Educação Antirracista
Questão racial e Educação do Campo, semeando frutos da Lei nº 10639/2003
Artigo ressalta conquistas e lutas da lei que garante o ensino de história e cultura africana e afro-brasileira

Por Simone Magalhães e Kabirosí (Eduardo Gomes)*
Da Página do MST
Hoje, dia 09 de janeiro de 2024, a lei que criou a obrigatoriedade do ensino de História e cultura africana e afro-brasileira na educação nacional completa 21 anos. A promulgação da Lei nº 10.639 de 09 de janeiro de 2003 possibilitou a inclusão, na Lei de Diretrizes e Bases da Educação Nacional (LDB), do artigo 26-A, que estabelece no currículo da educação básica, das redes pública e privada, deve contemplar “o estudo da História da África e dos Africanos, a luta dos negros no Brasil, a cultura negra brasileira e o negro na formação da sociedade nacional, resgatando a contribuição do povo negro nas áreas social, econômica e política pertinentes à História do Brasil”. Os conteúdos devem ser trabalhados em todo o currículo escolar, com especial destaque no âmbito das áreas de História Brasileira, Educação Artística e Literatura (BRASIL, 2003).

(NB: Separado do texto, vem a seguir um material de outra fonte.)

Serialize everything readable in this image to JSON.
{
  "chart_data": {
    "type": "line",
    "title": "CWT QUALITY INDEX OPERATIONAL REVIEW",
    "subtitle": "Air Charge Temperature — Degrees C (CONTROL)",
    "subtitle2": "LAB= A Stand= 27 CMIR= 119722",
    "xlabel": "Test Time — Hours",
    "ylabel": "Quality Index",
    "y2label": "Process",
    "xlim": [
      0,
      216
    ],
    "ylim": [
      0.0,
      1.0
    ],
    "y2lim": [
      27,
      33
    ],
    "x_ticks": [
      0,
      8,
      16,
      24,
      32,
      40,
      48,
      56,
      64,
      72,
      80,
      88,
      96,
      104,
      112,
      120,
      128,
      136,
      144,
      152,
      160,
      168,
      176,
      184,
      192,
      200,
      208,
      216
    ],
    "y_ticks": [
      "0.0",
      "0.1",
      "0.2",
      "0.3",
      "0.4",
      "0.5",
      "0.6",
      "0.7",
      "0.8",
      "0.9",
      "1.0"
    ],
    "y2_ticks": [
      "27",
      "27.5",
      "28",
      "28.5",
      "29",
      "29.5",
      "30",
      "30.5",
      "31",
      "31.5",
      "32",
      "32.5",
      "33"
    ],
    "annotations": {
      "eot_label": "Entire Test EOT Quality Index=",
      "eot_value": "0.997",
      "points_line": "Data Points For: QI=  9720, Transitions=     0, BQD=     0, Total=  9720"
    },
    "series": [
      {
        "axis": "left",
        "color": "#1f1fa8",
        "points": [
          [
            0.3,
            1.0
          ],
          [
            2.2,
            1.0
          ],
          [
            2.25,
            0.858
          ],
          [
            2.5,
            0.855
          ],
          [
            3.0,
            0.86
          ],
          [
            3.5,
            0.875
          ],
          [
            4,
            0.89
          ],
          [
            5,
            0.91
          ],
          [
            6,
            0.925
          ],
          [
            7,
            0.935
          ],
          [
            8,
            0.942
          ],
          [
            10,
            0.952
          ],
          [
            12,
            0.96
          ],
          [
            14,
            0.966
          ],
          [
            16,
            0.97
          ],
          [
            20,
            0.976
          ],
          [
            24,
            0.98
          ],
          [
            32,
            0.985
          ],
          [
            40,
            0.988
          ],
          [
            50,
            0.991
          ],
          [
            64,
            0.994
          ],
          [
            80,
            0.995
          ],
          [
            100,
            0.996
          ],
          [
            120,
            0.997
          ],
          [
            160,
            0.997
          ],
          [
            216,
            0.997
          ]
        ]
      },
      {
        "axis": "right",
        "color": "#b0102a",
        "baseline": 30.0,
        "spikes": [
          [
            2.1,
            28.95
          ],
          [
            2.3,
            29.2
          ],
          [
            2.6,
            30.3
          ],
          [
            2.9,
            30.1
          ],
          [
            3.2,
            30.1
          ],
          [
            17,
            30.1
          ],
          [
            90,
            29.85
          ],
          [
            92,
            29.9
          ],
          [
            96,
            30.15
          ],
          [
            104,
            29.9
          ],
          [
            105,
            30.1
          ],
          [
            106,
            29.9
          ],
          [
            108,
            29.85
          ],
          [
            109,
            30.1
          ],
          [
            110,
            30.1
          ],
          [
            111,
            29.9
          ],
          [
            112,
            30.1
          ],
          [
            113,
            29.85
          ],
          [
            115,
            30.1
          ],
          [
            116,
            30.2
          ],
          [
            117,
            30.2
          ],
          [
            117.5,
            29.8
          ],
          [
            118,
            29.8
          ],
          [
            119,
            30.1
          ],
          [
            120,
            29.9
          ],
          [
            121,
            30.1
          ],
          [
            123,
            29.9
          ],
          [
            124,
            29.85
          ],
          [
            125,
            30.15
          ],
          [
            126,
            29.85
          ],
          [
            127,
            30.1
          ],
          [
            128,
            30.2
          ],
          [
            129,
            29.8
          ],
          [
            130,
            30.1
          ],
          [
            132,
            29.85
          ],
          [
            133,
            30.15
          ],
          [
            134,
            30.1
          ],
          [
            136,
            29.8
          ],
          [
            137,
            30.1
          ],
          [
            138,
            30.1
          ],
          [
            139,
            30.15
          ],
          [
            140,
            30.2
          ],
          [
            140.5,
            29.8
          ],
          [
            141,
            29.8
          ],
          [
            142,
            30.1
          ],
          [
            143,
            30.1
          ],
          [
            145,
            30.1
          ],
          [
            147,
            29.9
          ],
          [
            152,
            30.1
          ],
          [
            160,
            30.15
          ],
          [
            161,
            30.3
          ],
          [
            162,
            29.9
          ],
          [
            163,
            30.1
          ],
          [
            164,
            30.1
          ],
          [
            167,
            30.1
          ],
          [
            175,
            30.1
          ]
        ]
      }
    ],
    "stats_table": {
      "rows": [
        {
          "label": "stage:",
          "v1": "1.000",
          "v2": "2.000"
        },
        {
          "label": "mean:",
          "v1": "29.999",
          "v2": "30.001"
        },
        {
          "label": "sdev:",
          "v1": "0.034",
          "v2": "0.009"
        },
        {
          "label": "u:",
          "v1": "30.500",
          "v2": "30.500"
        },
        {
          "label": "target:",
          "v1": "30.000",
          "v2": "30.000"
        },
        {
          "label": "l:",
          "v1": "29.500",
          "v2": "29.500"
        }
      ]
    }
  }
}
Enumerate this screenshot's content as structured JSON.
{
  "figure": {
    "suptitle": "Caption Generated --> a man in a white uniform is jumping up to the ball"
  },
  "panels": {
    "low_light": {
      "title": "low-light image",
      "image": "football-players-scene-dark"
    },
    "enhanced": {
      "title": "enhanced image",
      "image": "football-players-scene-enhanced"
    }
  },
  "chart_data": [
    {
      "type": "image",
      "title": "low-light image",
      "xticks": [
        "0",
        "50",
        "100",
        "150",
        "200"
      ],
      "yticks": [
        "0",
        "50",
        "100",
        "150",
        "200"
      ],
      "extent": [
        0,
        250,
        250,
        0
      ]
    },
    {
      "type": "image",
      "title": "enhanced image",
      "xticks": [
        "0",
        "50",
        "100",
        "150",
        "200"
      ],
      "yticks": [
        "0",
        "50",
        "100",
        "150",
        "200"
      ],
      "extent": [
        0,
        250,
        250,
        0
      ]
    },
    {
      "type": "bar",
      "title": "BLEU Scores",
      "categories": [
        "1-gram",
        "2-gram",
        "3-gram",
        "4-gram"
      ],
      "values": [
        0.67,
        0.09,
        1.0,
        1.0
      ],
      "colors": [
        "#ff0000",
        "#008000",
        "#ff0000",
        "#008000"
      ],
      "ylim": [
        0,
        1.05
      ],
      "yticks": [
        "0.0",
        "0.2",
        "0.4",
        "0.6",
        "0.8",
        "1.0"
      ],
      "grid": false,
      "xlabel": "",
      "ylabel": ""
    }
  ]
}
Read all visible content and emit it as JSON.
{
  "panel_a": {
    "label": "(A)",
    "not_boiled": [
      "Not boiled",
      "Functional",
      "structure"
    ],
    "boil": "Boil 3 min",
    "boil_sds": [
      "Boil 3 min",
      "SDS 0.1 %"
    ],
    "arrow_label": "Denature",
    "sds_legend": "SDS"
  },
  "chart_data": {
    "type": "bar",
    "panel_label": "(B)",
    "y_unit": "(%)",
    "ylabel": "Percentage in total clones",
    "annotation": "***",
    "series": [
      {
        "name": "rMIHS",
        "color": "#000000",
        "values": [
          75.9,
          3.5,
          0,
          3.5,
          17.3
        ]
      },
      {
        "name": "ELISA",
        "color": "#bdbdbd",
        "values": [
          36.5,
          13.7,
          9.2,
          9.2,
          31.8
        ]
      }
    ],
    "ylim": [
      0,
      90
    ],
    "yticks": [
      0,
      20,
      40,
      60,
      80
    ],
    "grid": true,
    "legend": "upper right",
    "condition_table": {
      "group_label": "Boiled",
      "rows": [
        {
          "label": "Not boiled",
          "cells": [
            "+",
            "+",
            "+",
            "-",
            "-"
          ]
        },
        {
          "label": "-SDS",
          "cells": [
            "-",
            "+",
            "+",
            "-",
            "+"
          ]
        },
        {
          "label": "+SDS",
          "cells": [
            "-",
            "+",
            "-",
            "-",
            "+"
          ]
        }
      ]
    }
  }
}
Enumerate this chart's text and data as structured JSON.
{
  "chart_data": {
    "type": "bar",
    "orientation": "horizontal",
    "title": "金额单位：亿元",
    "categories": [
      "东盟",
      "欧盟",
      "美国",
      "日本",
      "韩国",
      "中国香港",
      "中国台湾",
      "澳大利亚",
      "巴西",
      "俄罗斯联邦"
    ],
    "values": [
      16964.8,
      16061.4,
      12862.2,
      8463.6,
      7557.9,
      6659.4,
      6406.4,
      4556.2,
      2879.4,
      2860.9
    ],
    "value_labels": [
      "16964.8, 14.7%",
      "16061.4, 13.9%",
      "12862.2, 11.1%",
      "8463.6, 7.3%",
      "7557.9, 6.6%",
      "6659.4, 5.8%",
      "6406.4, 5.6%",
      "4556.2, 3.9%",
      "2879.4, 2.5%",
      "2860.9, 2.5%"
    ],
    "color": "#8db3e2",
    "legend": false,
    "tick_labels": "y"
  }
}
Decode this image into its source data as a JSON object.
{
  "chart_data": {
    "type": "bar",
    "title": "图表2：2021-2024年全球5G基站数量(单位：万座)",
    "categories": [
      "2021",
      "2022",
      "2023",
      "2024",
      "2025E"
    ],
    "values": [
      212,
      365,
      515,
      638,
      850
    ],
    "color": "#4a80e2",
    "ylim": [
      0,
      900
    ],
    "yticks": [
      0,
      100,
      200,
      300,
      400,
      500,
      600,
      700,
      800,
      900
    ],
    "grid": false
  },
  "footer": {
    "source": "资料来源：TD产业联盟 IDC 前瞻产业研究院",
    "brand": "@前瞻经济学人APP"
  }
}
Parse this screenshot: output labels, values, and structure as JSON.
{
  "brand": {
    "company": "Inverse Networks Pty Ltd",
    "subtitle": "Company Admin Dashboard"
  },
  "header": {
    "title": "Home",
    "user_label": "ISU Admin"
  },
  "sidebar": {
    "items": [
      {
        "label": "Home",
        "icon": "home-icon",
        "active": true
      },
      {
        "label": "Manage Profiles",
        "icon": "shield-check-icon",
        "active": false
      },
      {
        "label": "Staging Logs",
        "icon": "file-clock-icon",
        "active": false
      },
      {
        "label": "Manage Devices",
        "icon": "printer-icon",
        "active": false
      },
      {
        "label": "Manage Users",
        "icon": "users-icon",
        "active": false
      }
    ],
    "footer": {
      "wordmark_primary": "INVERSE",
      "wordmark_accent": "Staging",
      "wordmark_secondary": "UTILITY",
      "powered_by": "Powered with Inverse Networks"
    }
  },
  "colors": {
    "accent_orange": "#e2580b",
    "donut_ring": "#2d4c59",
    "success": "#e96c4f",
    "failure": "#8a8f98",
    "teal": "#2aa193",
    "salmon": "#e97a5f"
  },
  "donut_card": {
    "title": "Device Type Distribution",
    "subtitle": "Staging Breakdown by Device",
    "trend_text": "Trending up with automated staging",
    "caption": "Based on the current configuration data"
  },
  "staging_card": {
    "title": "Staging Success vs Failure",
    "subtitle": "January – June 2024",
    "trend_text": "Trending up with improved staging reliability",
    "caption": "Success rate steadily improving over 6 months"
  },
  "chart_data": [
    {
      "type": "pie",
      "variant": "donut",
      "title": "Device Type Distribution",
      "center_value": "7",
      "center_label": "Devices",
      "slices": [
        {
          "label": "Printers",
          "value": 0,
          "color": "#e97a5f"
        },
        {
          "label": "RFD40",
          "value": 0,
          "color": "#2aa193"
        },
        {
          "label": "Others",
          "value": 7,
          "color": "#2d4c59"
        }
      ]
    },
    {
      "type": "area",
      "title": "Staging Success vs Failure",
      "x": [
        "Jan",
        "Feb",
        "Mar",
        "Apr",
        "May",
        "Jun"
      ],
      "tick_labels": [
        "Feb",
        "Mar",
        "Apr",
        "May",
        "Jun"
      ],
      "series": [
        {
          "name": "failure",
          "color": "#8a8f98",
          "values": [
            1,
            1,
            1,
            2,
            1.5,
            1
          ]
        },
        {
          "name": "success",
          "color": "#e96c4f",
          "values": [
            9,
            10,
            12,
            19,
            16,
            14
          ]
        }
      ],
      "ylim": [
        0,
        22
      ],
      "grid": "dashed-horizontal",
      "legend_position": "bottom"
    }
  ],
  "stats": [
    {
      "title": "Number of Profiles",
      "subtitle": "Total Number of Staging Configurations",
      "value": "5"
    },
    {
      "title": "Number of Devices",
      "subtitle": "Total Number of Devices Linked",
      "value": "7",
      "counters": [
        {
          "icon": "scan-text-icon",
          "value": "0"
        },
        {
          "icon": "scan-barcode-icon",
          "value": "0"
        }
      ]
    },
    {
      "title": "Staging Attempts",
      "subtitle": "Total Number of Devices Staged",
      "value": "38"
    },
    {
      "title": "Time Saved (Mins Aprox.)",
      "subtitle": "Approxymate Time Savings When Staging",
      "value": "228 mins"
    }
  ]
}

A alteração da LDB para garantir o ensino de história e cultura africana e afro-brasileira, e, posteriormente, em 2008, com a promulgação da Lei nº 11.645 que estabeleceu a obrigatoriedade do ensino de História e Cultura dos Povos Indígenas, significou um avanço no processo de lutas e debates empreendidos pelo movimento negro e movimento indígena para o enfrentamento do racismo estrutural e institucional na sociedade brasileira, pois assegurou à toda a sociedade o direito a uma educação antirracista. Embora seja possível celebrar conquistas no que se refere à promoção da valorização da diversidade que compõe a sociedade brasileira trazida pela Lei 10.639/2003 nesses 21 anos, é imperativo também refletir sobre os enormes desafios encontrados para o seu efetivo cumprimento no contexto escolar.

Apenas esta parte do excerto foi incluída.